Di Indonesia, karena liberalisme sedang memasuki masa puber, maka tampak 'kemaruk' (serakah) dan memalukan. Semua hal mau diliberalkan. Ketika terjadi penolakan masyarakat terhadap kenaikan harga BBM, seorang aktivis Islam Liberal tanpa malu-malu menulis di jaringan internet, bahwa jika kita menjadi liberal, maka harus 'kaffah', mencakup segala hal, baik politik, ekonomi, maupun agama. Kaum liberal di Indonesia belum mau belajar dari pengalaman negara-negara Barat, dimana liberalisme telah berujung kepada ketidakpastian nilai, dan pada akhirnya membawa manusia kepada ketidakpastian dan kegersangan batin, karena jauh dari keyakinan dan kebenaran abadi.
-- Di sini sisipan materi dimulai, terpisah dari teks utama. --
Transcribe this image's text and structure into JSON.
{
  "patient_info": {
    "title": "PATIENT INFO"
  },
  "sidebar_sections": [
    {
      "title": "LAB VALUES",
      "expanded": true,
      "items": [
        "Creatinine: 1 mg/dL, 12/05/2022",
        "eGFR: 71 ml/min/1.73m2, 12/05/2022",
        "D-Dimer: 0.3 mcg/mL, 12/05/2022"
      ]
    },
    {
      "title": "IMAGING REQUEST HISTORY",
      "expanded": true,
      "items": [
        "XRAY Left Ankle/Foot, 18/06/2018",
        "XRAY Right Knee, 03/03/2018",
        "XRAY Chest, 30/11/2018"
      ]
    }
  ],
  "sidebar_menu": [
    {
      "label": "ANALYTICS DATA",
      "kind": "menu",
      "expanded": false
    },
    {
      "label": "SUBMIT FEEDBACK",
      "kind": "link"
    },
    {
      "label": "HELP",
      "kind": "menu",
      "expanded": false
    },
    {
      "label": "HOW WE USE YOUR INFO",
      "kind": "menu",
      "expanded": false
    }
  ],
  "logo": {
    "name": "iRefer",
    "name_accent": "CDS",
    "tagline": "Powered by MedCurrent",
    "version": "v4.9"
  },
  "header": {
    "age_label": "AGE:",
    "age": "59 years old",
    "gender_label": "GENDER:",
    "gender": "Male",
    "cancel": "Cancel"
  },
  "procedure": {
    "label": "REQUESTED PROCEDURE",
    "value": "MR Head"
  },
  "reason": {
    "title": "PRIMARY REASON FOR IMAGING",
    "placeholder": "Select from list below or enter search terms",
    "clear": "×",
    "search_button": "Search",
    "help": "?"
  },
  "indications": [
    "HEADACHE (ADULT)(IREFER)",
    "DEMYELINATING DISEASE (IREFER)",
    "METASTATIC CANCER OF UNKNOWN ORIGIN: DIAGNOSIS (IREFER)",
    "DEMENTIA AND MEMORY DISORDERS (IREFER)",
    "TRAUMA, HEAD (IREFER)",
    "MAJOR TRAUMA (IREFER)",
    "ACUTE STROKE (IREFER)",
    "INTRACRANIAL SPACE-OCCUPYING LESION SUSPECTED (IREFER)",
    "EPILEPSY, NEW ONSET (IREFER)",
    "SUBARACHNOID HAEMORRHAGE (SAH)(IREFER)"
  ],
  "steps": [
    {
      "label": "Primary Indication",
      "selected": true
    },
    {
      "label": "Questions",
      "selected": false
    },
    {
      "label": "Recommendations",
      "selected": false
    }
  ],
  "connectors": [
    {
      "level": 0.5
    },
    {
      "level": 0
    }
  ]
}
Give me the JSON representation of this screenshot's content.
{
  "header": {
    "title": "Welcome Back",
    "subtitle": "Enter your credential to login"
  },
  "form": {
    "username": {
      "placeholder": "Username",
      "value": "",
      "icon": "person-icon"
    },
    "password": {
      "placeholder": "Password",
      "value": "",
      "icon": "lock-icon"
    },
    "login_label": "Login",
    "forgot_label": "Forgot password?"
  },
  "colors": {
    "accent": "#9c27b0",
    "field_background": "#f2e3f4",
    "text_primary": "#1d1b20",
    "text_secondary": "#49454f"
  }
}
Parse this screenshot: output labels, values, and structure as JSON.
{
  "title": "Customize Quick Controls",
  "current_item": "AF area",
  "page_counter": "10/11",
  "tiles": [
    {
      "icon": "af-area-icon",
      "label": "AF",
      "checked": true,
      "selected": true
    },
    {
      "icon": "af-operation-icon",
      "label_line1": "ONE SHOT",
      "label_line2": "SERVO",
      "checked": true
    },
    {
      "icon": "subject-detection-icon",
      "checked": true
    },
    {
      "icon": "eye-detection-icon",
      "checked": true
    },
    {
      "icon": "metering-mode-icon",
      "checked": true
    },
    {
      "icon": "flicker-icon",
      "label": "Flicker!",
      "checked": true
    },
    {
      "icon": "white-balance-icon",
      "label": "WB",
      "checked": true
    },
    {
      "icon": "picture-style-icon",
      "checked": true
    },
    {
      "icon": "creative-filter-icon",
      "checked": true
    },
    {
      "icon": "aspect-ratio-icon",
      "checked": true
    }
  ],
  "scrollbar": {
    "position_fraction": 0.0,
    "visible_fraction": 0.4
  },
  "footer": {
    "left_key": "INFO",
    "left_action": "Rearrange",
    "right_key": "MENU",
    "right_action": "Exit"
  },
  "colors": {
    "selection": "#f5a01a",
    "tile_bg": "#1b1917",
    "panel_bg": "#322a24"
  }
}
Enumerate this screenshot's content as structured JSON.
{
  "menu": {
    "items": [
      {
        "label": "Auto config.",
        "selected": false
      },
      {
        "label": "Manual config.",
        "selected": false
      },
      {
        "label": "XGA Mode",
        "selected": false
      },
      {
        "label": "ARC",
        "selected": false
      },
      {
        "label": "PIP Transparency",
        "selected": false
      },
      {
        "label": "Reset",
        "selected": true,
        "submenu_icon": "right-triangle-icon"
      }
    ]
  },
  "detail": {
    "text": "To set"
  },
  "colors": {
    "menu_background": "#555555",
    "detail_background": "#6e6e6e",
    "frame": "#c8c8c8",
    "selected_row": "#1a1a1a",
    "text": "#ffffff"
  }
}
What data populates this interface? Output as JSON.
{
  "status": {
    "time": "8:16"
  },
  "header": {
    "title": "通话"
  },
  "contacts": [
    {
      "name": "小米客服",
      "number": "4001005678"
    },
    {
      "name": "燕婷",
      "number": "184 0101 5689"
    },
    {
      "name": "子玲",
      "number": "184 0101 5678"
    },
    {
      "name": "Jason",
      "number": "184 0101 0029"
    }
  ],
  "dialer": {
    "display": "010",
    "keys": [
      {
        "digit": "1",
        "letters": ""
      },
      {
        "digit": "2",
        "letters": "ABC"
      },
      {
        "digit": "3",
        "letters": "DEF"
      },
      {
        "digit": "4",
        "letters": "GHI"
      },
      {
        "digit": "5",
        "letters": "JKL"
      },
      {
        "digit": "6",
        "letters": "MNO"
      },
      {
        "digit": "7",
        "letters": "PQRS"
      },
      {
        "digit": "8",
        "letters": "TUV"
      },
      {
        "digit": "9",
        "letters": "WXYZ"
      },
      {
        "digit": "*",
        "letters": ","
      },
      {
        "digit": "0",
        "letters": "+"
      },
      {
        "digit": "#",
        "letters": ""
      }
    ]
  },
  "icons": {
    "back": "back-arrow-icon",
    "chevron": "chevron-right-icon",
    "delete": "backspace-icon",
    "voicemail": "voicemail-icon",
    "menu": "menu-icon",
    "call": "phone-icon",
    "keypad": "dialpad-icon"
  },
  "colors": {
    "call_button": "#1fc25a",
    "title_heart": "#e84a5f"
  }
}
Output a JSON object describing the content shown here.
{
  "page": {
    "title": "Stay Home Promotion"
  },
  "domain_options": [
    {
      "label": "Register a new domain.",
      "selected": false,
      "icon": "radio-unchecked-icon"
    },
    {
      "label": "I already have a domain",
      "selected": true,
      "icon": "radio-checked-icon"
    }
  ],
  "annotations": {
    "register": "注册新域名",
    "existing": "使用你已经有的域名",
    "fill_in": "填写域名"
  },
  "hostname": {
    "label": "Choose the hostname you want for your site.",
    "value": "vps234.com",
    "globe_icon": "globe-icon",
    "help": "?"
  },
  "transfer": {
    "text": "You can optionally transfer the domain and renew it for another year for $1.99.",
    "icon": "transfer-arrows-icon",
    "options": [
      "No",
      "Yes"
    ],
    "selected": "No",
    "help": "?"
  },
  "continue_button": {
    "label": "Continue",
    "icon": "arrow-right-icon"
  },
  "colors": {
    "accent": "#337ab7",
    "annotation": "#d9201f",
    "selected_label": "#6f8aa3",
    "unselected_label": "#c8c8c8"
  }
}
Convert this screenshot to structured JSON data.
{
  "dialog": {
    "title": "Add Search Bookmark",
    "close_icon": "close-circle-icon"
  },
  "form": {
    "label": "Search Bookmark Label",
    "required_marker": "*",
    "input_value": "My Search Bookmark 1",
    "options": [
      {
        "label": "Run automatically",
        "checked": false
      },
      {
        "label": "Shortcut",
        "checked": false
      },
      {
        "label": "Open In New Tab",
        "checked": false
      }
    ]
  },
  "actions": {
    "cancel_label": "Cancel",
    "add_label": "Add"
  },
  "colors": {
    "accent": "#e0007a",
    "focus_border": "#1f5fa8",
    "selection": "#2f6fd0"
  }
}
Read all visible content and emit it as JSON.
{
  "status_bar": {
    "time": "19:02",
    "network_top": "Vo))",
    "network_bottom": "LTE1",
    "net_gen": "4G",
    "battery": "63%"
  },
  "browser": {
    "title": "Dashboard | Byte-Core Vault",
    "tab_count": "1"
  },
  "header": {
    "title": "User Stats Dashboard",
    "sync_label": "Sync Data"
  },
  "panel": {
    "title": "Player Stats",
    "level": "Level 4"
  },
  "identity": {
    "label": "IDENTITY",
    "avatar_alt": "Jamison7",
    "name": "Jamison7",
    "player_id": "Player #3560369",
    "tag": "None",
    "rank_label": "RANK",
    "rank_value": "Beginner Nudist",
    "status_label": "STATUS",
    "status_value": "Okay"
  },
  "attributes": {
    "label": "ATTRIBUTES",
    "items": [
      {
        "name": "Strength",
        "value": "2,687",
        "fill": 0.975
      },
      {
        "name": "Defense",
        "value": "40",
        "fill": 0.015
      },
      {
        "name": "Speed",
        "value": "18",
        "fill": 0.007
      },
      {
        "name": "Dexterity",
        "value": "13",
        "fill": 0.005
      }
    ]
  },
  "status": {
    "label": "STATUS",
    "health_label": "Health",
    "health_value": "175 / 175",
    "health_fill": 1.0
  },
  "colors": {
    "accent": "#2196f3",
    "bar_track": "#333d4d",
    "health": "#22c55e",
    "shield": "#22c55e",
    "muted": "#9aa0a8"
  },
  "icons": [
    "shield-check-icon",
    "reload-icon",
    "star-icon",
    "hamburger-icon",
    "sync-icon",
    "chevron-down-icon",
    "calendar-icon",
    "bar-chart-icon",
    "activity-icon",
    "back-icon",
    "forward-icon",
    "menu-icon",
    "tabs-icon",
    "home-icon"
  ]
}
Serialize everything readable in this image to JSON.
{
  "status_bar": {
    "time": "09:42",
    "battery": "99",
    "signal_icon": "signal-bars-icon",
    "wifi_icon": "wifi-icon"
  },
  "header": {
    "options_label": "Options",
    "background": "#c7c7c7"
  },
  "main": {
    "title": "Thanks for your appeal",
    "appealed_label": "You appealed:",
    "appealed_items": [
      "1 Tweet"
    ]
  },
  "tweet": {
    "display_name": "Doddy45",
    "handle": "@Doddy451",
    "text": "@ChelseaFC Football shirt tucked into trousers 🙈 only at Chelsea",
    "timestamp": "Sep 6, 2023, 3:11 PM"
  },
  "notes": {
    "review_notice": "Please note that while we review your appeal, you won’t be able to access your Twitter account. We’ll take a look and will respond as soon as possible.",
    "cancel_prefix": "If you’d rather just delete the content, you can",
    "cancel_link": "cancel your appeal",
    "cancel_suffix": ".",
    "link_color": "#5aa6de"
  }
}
Manusia-manusia yang hidup dalam alam pikiran liberal dan kenisbian nilai akan senantiasa mengalami kegelisahan hidup dan ketidaktenangan jiwa. Mereka, pada hakikatnya berada dalam kegelapan, jauh dari cahaya kebenaran. Karena itu, mereka akan senantiasa mengejar bayangan kebahagiaan, fatamorgana, melalui berbagai bentuk kepuasan fisik dan jasmaniah; ibarat meminum air laut, yang tidak pernah menghilangkan rasa haus. Lihatlah kehidupan manusia-manusia jenis ini. Simaklah ucapan-ucapan mereka; tengoklah keluarga mereka; cermatilah teman-teman dekat mereka. Tidak ada kebahagiaan yang abadi dapat mereka reguk, karena mereka sudah membuang jauh-jauh keimanan dan keyakinan akan nilai-nilai yang abadi, kebenaran yang hakiki. Mereka tidak percaya lagi kepada wahyu Tuhan, dan menjadikan akal dan hawa nafsunya sendiri sebagai Tuhan. Al-Quran sudah menggambarkan sikap manusia pemuja nafsu ini:

"Maka pernahkah kamu perhatikan orang-orang yang telah menjadikan hawa nafsunya sebagai Tuhan mereka, dan Allah membiarkannya sesat berdasarkan ilmu-Nya (Allah mengetahui bahwa ia tidak dapat menerima petunjuk yang diberikan kepadanya), dan Allah telah menutup pendengaran dan hatinya, dan meletakkan tutup atas penglihatannya. Maka siapakah yang memberinya petunjuk sesudah Allah? Maka mengapa kamu tidak mengambil pelajaran? (QS 45:23).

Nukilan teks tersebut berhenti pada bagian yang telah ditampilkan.